Dans les langues comportant un système de déclinaison, le datif est, entre autre, le cas &affecté à un constituant qui présente les propriétés suivantes :  a) il s’agit de l’un des deux compléments qui apparaissent avec des verbes exprimant une notion de « transfert » ou d’«attribution » comme donner, offrir, dire, etc.;  b) alors que leur complément d’objet (normalement porteur du cas accusatif) représente l’entité transférée, le constituant porteur du cas datif est l’être animé qui représente le destinataire de cet acte de transfert. Le datif existait en latin. Il ne subsiste plus morphologiquement en français que dans l’indéfini autrui, de alterui, datif de alter en latin vulgaire.

Dans une langue comme le français, qui ignore la déclinaison, ce type de complément correspond à un syntagme prépositionnel introduit par à (exemple, prêter quelque chose à quelqu’un) qui se place généralement après le complément d’objet. La seule trace de flexion que l’on puisse lui associer est la forme atone du pronom lui-leur, par exemple, il le lui donne.
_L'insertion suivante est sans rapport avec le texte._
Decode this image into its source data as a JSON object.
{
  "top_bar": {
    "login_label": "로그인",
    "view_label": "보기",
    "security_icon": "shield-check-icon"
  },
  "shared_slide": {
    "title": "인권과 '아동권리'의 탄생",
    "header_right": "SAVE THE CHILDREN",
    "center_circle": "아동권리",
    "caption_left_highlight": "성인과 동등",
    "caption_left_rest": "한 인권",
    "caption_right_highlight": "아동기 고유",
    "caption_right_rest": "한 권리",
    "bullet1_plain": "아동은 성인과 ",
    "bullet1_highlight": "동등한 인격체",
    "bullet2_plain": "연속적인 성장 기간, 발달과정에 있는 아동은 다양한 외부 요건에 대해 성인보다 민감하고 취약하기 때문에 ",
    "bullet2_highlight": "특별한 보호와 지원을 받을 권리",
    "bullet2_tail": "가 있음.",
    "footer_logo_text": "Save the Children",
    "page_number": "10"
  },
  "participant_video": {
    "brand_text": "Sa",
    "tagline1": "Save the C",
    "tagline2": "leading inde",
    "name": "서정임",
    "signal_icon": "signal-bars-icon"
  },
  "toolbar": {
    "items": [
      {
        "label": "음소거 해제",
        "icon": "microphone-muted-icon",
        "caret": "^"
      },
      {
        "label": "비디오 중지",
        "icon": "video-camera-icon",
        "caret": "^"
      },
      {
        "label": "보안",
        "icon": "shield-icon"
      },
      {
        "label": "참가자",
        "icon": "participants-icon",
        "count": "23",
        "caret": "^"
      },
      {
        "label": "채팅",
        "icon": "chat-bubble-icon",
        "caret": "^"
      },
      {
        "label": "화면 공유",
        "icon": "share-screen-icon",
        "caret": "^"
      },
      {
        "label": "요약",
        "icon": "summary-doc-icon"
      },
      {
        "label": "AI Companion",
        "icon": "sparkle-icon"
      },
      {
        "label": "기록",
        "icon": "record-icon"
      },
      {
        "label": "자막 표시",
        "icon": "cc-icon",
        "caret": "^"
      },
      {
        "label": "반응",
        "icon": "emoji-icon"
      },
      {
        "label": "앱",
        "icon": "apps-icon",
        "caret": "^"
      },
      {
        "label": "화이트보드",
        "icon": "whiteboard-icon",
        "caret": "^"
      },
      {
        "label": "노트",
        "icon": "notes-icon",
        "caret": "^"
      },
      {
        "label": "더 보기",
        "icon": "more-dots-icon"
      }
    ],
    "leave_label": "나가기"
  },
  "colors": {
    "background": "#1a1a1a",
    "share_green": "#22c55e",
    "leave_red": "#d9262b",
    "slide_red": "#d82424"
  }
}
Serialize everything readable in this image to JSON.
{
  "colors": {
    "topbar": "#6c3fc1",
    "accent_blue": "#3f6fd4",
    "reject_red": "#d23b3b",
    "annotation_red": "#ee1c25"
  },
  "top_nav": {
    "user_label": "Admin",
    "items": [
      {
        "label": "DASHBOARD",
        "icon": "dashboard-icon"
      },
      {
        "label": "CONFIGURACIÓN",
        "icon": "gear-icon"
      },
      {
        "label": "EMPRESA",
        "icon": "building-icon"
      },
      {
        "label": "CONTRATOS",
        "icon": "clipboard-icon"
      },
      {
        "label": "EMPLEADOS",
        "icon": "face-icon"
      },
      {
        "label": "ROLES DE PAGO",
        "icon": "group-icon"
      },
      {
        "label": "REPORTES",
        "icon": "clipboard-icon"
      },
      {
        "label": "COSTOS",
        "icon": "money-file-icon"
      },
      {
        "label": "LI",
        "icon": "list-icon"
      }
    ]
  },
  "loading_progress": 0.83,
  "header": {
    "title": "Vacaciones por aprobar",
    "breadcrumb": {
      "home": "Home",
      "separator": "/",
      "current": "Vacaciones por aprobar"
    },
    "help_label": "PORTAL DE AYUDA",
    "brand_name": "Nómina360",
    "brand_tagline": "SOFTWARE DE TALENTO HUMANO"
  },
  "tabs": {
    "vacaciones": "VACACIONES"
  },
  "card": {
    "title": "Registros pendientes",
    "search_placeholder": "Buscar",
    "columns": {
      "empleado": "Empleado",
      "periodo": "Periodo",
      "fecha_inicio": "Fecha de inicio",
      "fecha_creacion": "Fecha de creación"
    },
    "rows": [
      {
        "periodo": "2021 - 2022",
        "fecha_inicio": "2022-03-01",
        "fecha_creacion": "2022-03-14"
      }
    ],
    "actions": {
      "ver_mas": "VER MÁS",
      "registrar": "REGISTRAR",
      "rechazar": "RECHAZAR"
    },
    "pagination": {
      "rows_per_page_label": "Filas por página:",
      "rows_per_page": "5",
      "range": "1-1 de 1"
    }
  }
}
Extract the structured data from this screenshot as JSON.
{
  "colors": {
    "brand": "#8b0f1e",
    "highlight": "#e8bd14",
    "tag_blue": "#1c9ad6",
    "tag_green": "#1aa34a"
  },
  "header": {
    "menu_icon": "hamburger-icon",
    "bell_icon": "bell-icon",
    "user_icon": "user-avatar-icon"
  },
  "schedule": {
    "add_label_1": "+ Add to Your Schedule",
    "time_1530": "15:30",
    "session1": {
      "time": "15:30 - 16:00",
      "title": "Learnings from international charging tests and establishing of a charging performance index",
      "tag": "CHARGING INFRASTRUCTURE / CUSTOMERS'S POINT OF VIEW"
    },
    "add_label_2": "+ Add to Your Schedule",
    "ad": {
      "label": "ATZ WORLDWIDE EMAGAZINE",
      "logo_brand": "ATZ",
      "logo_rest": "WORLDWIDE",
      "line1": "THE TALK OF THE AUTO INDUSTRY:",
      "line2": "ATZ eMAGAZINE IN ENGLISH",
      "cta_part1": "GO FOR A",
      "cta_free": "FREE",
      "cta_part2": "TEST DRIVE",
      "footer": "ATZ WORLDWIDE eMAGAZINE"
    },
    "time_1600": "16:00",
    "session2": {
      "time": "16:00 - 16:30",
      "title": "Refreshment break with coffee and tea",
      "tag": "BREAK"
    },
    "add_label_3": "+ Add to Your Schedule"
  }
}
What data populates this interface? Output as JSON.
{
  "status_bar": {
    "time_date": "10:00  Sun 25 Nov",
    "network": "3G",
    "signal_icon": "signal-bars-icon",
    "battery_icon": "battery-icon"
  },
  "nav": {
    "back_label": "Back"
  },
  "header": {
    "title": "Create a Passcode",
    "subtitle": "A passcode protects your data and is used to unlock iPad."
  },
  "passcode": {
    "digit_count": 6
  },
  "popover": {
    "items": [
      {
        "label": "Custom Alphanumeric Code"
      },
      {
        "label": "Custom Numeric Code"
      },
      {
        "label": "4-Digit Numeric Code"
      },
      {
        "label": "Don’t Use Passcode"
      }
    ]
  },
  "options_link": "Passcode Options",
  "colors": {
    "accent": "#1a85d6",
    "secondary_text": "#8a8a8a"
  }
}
En proposant le terme de complément d’attribution, les grammaires traditionnelles ont voulu imposer l’idée d’un parallélisme entre ces syntagmes et les constituants porteurs du cas datif dans des langues comme le latin ou l’allemand ; si cette notion a quelque utilité lors de l’initiation aux exercices de thème, elle ne peut être que trompeuse sur le plan de la description du français : de nombreux syntagmes prépositionnels introduits par à, compléments d’un verbe qui admet également un objet direct, ne comportent pas la moindre idée d’attribution : on a confisqué le ballon aux élèves ; j’ai ôté son chapeau à Paul. C’est pourquoi, on préfère parler, dans ce cas, de complément d’objet second.

DATIF (CAS PROFOND)

En grammaire de cas, rôle sémantique assumé par l’être animé affecté par l’action ou l’état décrit par le verbe ; lorsqu’il s’agit d’état psychologique, on parle plutôt d’experiencer.